Que l’on veuille «enfin» atteindre l’égalité homme/femme, combler le «désir d’émancipation» et «changer les mentalités» nous heurte bien davantage.

A notre grande surprise, Coline de Senarclens comprend que «le monde social est hiérarchisé finement» dès qu’il intègre des différences. Seulement elle ne saisit pas le corollaire, à savoir que l’égalité entraîne la ressemblance. Il faudrait au fond que les garçons soient des filles comme les autres, qu’un décolleté ou des bas fins n’émouvraient pas outre mesure. Coline rêve d’un monde sans conflit, sans tension, sans violence, qui nous ennuie à l’avance. Quand on émousse les différences, l’insignifiance menace. Les inégalités sont construites, nous répond-on. Sans doute, mais elles le sont si solidement qu’elles se distinguent à peine d’un donné naturel (encore un mot affreux!). On ne «déconstruit» pas impunément les différences et les distinctions. Ce faisant, on bouleverse des équilibres savants qui constituent tout bonnement la civilisation. On engendre des inégalités bien plus sauvages.

* * *

En étudiant l’œuvre de Joseph Conrad, nous apprenons qu’une maison hollandaise a réédité le Nègre du Narcisse en remplaçant nègre par la graphie Nword. Même si elle sacrifie à la mode épicène (les dominantEs…), Coline de Senarclens ne nous inflige pas ce genre de sottises. Au fond, elle est moins radicale que Philaminte, Armande et Bélise, les trois précieuses mises en scène par Molière dans Les Femmes savantes. Féministes avant l’heure, elles tentent, en plein XVIIe siècle, de «changer les mentalités» en modifiant la langue, en supprimant des mots.

 

Armande

Pour la langue on verra dans peu nos règlements,

Et nous y prétendons faire des remuements.

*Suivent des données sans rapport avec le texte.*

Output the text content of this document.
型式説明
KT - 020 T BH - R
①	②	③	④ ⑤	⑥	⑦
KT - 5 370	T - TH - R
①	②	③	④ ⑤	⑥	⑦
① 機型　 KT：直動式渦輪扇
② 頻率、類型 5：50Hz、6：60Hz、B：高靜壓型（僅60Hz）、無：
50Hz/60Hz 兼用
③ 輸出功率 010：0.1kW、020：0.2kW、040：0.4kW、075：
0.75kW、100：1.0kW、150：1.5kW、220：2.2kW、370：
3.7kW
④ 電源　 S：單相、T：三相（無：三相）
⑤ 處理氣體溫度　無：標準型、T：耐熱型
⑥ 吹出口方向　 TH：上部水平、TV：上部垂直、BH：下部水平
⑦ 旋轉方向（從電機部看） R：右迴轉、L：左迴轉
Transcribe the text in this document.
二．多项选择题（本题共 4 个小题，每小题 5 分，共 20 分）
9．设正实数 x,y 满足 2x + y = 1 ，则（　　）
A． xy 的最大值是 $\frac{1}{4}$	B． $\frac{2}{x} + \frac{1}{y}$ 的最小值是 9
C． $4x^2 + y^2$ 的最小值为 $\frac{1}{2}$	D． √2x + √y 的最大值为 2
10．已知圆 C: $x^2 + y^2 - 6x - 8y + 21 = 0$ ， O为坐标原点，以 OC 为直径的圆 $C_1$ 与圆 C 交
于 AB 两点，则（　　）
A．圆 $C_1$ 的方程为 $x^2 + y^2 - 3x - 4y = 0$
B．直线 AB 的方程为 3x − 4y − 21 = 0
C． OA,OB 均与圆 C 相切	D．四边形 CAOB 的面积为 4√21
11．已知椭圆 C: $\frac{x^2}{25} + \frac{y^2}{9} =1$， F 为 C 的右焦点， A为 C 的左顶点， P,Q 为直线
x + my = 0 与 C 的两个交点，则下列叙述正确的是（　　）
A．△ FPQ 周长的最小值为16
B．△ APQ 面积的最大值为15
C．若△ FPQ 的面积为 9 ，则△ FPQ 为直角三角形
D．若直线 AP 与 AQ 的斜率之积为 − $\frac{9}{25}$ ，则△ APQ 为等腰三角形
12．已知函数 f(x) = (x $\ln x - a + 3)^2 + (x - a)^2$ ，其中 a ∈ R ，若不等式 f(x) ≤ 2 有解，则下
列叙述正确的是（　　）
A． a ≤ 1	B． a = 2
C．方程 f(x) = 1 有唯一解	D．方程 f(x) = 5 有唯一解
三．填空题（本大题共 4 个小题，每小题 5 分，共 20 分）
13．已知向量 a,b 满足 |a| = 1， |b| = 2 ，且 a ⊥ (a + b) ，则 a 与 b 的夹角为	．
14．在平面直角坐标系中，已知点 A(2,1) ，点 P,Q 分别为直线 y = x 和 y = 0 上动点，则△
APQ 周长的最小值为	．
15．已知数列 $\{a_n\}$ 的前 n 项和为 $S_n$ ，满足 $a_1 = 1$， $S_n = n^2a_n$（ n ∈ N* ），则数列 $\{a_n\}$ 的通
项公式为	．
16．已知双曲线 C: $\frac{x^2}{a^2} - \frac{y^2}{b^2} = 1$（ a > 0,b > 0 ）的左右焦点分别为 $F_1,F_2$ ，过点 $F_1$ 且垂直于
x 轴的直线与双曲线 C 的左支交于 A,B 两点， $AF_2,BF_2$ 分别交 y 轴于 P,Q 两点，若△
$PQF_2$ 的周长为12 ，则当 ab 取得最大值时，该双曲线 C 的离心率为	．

Par une antipathie, ou juste ou naturelle,

Nous avons pris chacune une haine mortelle

Pour un nombre de mots, soit ou verbes, ou noms,

Que mutuellement nous nous abandonnons;

Contre eux nous préparons de mortelles sentences,

Et nous devons ouvrir nos doctes conférences

Par les proscriptions de tous ces mots divers

Dont nous voulons purger et la prose et les vers.

Philaminte

Mais le plus beau projet de notre académie,

Une entreprise noble et dont je suis ravie,

Un dessein plein de gloire et qui sera vanté

Chez tous les beaux esprits de la postérité,

C’est le retranchement de ces syllabes sales,

Qui dans les plus beaux mots produisent des scandales,

Ces jouets éternels des sots de tous les temps,

Ces fades lieux communs de nos mauvais plaisants,

Ces sources d’un amas d’équivoques infâmes

Dont on vient faire insulte à la pudeur des femmes.

(Acte III, scène 2, vers 899 à 918)

 

En voilà une déclaration de guerre!

Vu sa modération, nous laisserons son prénom à Coline de Senarclens. Nous ne l’appellerons pas Philaminte.